Back in Aspen, he worked the floor as sommelier at the aforementioned Syzygy while spreading the gospel of fine wine to both his customers and a growing group of young somms who had drunk the Kool-Aid, as it were, of the Court of Master Sommeliers. The Wizard of Juan Street, as he came be known, mentored an entire generation of Aspen sommeliers, including Bobby Stuckey, Jonathan Pullis, Sabato Sagaria, Dustin Wilson and others through the Masters certification process.
We asked Jay Fletcher to pick a special bottle from Matsuhisa’s cellar and tell us about it:
2017 Domaine Michel Niellon Chavalier-Montrachet
“There is nothing better to go with fine Japanese cuisine than grand cru white burgundy.
The Michel Niellon Chavalier-Montrachet is located just above Le Montrachet on rocky, calcareous soils. Planted in 1962 this small parcel produces wine of outstanding power with refined elegance and a linear minerality backed by hints of sweet oak. With a production of just five barrels, it is a rare treat.”
Just this week he was conducting individual “coaching sessions” with five local somms who were off to St.

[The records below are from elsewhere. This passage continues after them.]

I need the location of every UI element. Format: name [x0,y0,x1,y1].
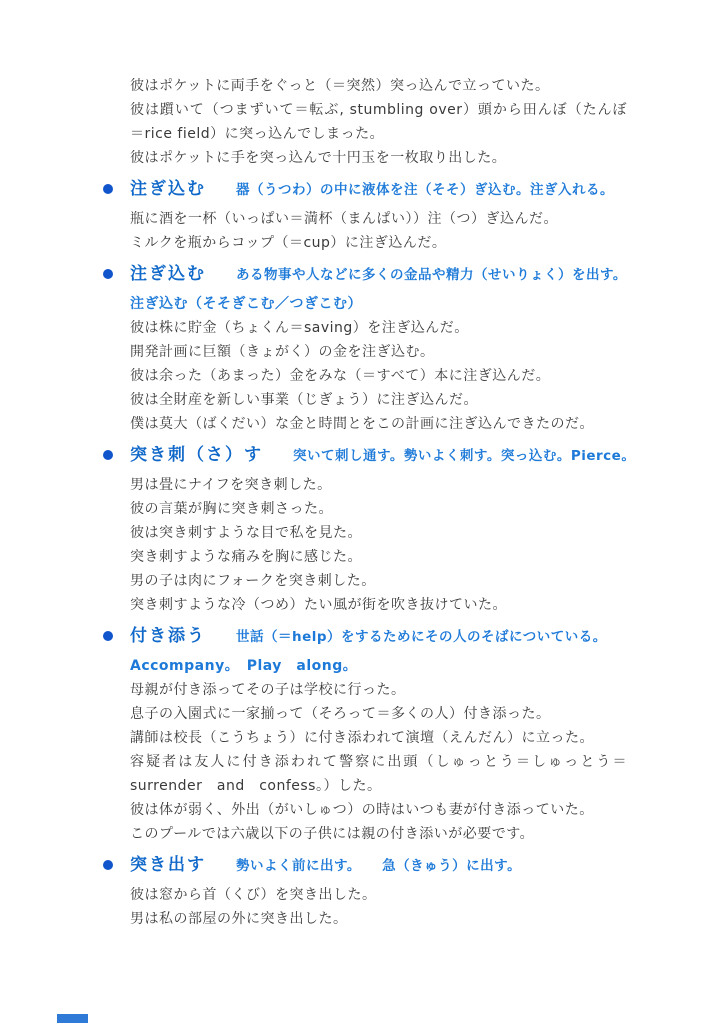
vocab-section: 注ぎ込むある物事や人などに多くの金品や精力（せいりょく）を出す。注ぎ込む（そそぎ… [130,259,627,436]
vocab-section: 突き出す勢いよく前に出す。 急（きゅう）に出す。彼は窓から首（くび）を突き出した… [130,850,627,931]
example-line: ミルクを瓶からコップ（＝cup）に注ぎ込んだ。 [130,231,627,255]
example-line: 息子の入園式に一家揃って（そろって＝多くの人）付き添った。 [130,702,627,726]
bullet-icon [103,450,113,460]
section-definition: 勢いよく前に出す。 急（きゅう）に出す。 [236,858,521,874]
section-note: Accompany。 Play along。 [130,654,627,678]
example-line: 彼は全財産を新しい事業（じぎょう）に注ぎ込んだ。 [130,388,627,412]
section-term: 注ぎ込む [130,264,206,284]
example-line: 男は畳にナイフを突き刺した。 [130,473,627,497]
example-line: 瓶に酒を一杯（いっぱい＝満杯（まんぱい））注（つ）ぎ込んだ。 [130,207,627,231]
example-line: 彼はポケットに両手をぐっと（＝突然）突っ込んで立っていた。 [130,74,627,98]
section-term: 突き刺（さ）す [130,445,263,465]
vocabulary-sections: 注ぎ込む器（うつわ）の中に液体を注（そそ）ぎ込む。注ぎ入れる。瓶に酒を一杯（いっ… [130,174,627,931]
example-line: 開発計画に巨額（きょがく）の金を注ぎ込む。 [130,340,627,364]
section-term: 付き添う [130,626,206,646]
example-line: 彼の言葉が胸に突き刺さった。 [130,497,627,521]
vocab-section: 注ぎ込む器（うつわ）の中に液体を注（そそ）ぎ込む。注ぎ入れる。瓶に酒を一杯（いっ… [130,174,627,255]
example-line: 突き刺すような痛みを胸に感じた。 [130,545,627,569]
example-line: 彼は窓から首（くび）を突き出した。 [130,883,627,907]
example-line: 彼は躓いて（つまずいて＝転ぶ, stumbling over）頭から田んぼ（たん… [130,98,627,146]
section-definition: ある物事や人などに多くの金品や精力（せいりょく）を出す。 [236,267,627,283]
example-line: 彼は余った（あまった）金をみな（＝すべて）本に注ぎ込んだ。 [130,364,627,388]
example-line: 母親が付き添ってその子は学校に行った。 [130,678,627,702]
bullet-icon [103,860,113,870]
example-line: 彼は突き刺すような目で私を見た。 [130,521,627,545]
bullet-icon [103,631,113,641]
bullet-icon [103,184,113,194]
example-line: 彼は体が弱く、外出（がいしゅつ）の時はいつも妻が付き添っていた。 [130,798,627,822]
example-line: 僕は莫大（ばくだい）な金と時間とをこの計画に注ぎ込んできたのだ。 [130,412,627,436]
example-line: このプールでは六歳以下の子供には親の付き添いが必要です。 [130,822,627,846]
section-heading: 付き添う世話（＝help）をするためにその人のそばについている。 [130,621,627,652]
section-heading: 突き刺（さ）す突いて刺し通す。勢いよく刺す。突っ込む。Pierce。 [130,440,627,471]
section-term: 注ぎ込む [130,179,206,199]
section-definition: 突いて刺し通す。勢いよく刺す。突っ込む。Pierce。 [293,448,635,464]
example-line: 講師は校長（こうちょう）に付き添われて演壇（えんだん）に立った。 [130,726,627,750]
section-note: 注ぎ込む（そそぎこむ／つぎこむ） [130,292,627,316]
example-line: 容疑者は友人に付き添われて警察に出頭（しゅっとう＝しゅっとう＝surrender… [130,750,627,798]
page-edge-blue-marker [57,1014,88,1023]
intro-paragraph: 彼はポケットに両手をぐっと（＝突然）突っ込んで立っていた。彼は躓いて（つまずいて… [130,74,627,170]
example-line: 男の子は肉にフォークを突き刺した。 [130,569,627,593]
document-page: { "page": { "background": "#ffffff" }, "… [0,0,724,1023]
section-term: 突き出す [130,855,206,875]
vocab-section: 付き添う世話（＝help）をするためにその人のそばについている。Accompan… [130,621,627,846]
section-heading: 突き出す勢いよく前に出す。 急（きゅう）に出す。 [130,850,627,881]
section-definition: 器（うつわ）の中に液体を注（そそ）ぎ込む。注ぎ入れる。 [236,182,614,198]
bullet-icon [103,269,113,279]
document-content: 彼はポケットに両手をぐっと（＝突然）突っ込んで立っていた。彼は躓いて（つまずいて… [130,74,627,931]
vocab-section: 突き刺（さ）す突いて刺し通す。勢いよく刺す。突っ込む。Pierce。男は畳にナイ… [130,440,627,617]
example-line: 彼はポケットに手を突っ込んで十円玉を一枚取り出した。 [130,146,627,170]
example-line: 突き刺すような冷（つめ）たい風が街を吹き抜けていた。 [130,593,627,617]
example-line: 男は私の部屋の外に突き出した。 [130,907,627,931]
example-line: 彼は株に貯金（ちょくん＝saving）を注ぎ込んだ。 [130,316,627,340]
section-heading: 注ぎ込むある物事や人などに多くの金品や精力（せいりょく）を出す。 [130,259,627,290]
section-heading: 注ぎ込む器（うつわ）の中に液体を注（そそ）ぎ込む。注ぎ入れる。 [130,174,627,205]
section-definition: 世話（＝help）をするためにその人のそばについている。 [236,629,607,645]
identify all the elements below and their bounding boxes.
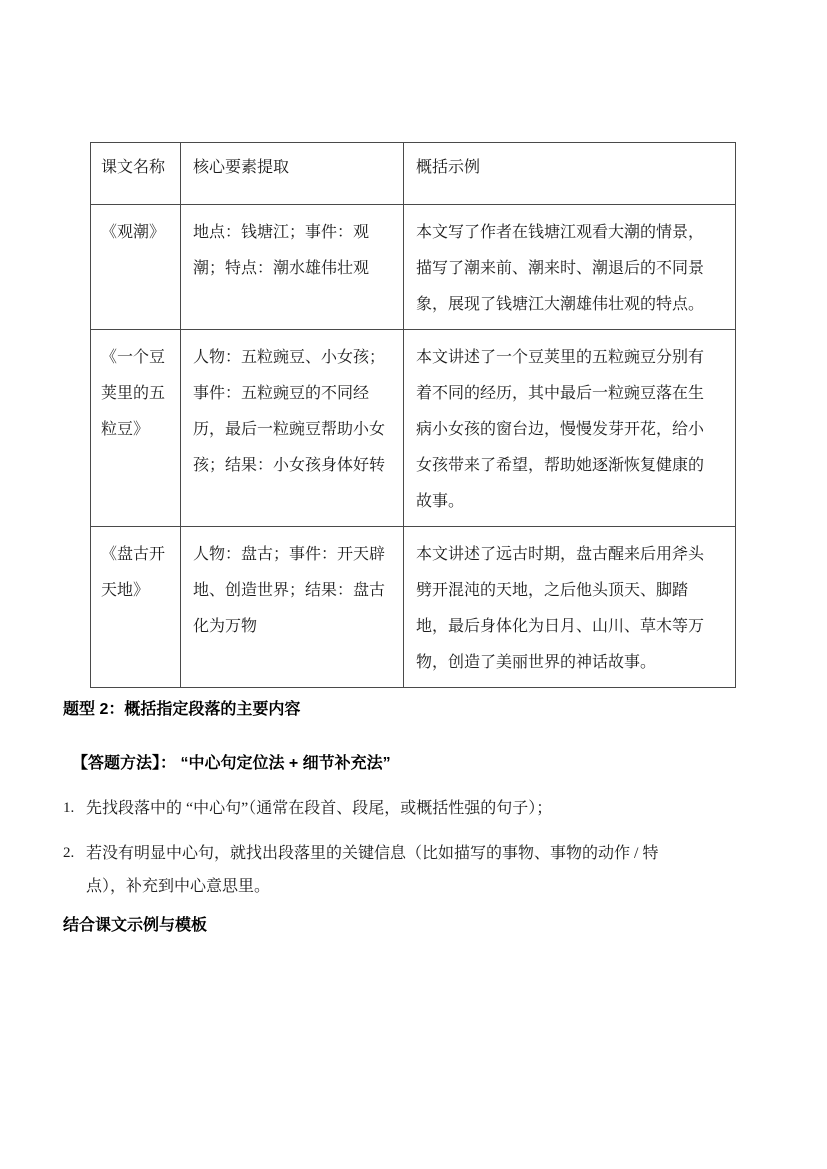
- header-summary-example: 概括示例: [404, 143, 736, 205]
- answer-method-label: 【答题方法】： “中心句定位法 + 细节补充法”: [72, 752, 784, 776]
- list-item: 1. 先找段落中的 “中心句”（通常在段首、段尾，或概括性强的句子）；: [63, 792, 775, 825]
- table-row: 《观潮》 地点：钱塘江；事件：观 潮；特点：潮水雄伟壮观 本文写了作者在钱塘江观…: [91, 205, 736, 330]
- header-lesson-name: 课文名称: [91, 143, 181, 205]
- summary-cell: 本文写了作者在钱塘江观看大潮的情景， 描写了潮来前、潮来时、潮退后的不同景 象，…: [404, 205, 736, 330]
- summary-cell: 本文讲述了一个豆荚里的五粒豌豆分别有 着不同的经历，其中最后一粒豌豆落在生 病小…: [404, 330, 736, 527]
- lesson-title-cell: 《观潮》: [91, 205, 181, 330]
- list-item: 2. 若没有明显中心句，就找出段落里的关键信息（比如描写的事物、事物的动作 / …: [63, 837, 775, 903]
- lesson-summary-table: 课文名称 核心要素提取 概括示例 《观潮》 地点：钱塘江；事件：观 潮；特点：潮…: [90, 142, 736, 688]
- list-item-number: 2.: [63, 837, 86, 870]
- lesson-title-cell: 《盘古开 天地》: [91, 527, 181, 688]
- core-elements-cell: 人物：五粒豌豆、小女孩； 事件：五粒豌豆的不同经 历，最后一粒豌豆帮助小女 孩；…: [181, 330, 404, 527]
- summary-cell: 本文讲述了远古时期，盘古醒来后用斧头 劈开混沌的天地，之后他头顶天、脚踏 地，最…: [404, 527, 736, 688]
- method-steps-list: 1. 先找段落中的 “中心句”（通常在段首、段尾，或概括性强的句子）； 2. 若…: [63, 792, 775, 915]
- header-core-elements: 核心要素提取: [181, 143, 404, 205]
- core-elements-cell: 地点：钱塘江；事件：观 潮；特点：潮水雄伟壮观: [181, 205, 404, 330]
- core-elements-cell: 人物：盘古；事件：开天辟 地、创造世界；结果：盘古 化为万物: [181, 527, 404, 688]
- list-item-number: 1.: [63, 792, 86, 825]
- footer-heading-examples-templates: 结合课文示例与模板: [63, 915, 775, 937]
- list-item-text: 先找段落中的 “中心句”（通常在段首、段尾，或概括性强的句子）；: [86, 792, 775, 825]
- table-header-row: 课文名称 核心要素提取 概括示例: [91, 143, 736, 205]
- list-item-text: 若没有明显中心句，就找出段落里的关键信息（比如描写的事物、事物的动作 / 特 点…: [86, 837, 775, 903]
- table-row: 《盘古开 天地》 人物：盘古；事件：开天辟 地、创造世界；结果：盘古 化为万物 …: [91, 527, 736, 688]
- table-row: 《一个豆 荚里的五 粒豆》 人物：五粒豌豆、小女孩； 事件：五粒豌豆的不同经 历…: [91, 330, 736, 527]
- section-heading-question-type-2: 题型 2：概括指定段落的主要内容: [63, 699, 775, 721]
- document-page: 课文名称 核心要素提取 概括示例 《观潮》 地点：钱塘江；事件：观 潮；特点：潮…: [0, 0, 827, 1169]
- lesson-title-cell: 《一个豆 荚里的五 粒豆》: [91, 330, 181, 527]
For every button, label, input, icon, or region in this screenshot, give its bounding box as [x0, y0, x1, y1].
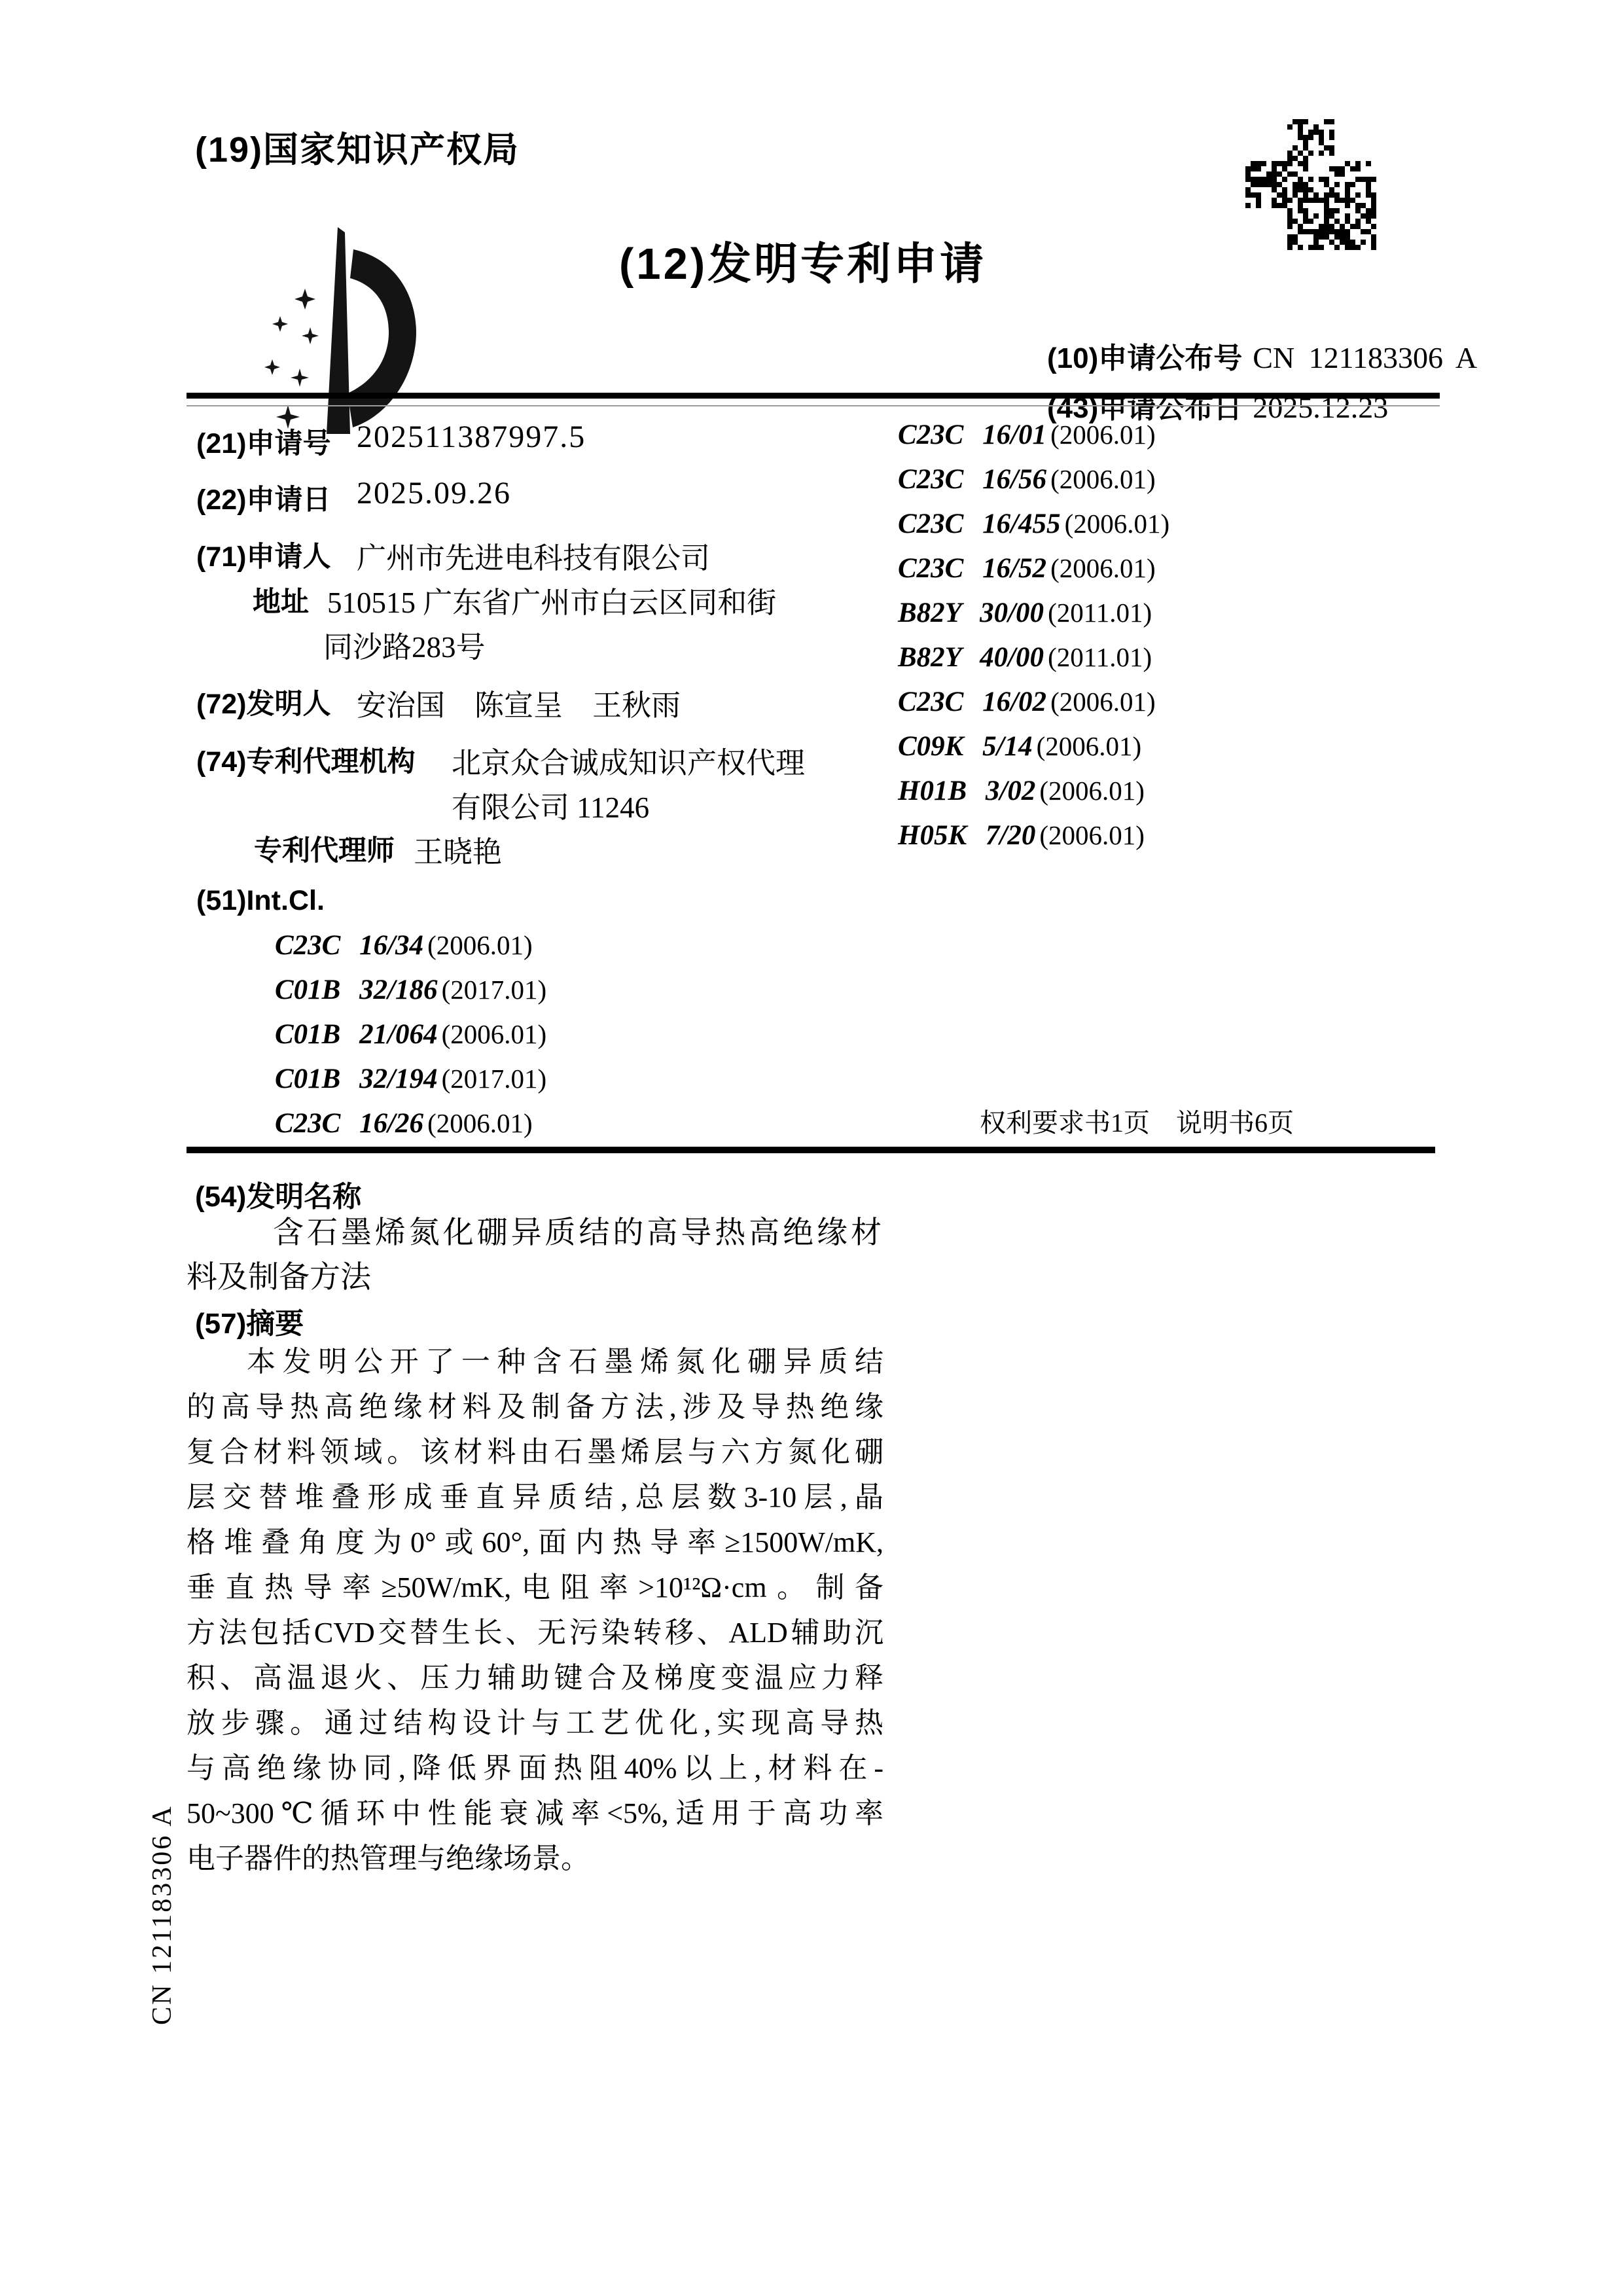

Louis to sit for the final exam to become master sommeliers. “I really love the mentorship and will continue to help when I can.”
Twenty years ago, when Fletcher left the floor to take the corporate job, he did so as a father with responsibilities. “I had two daughters who were everything to me. I used to work 25 straight days through the Christmas holidays. It was just too much.”
But now both are grown, and Fletcher is itching for a third act.
“The best days of my life have been pouring wine in restaurants. This is a chance to have days free to ski and spend time with my wife and go to work at night and do what I do best,” he concluded. “Change is good for the human spirit.”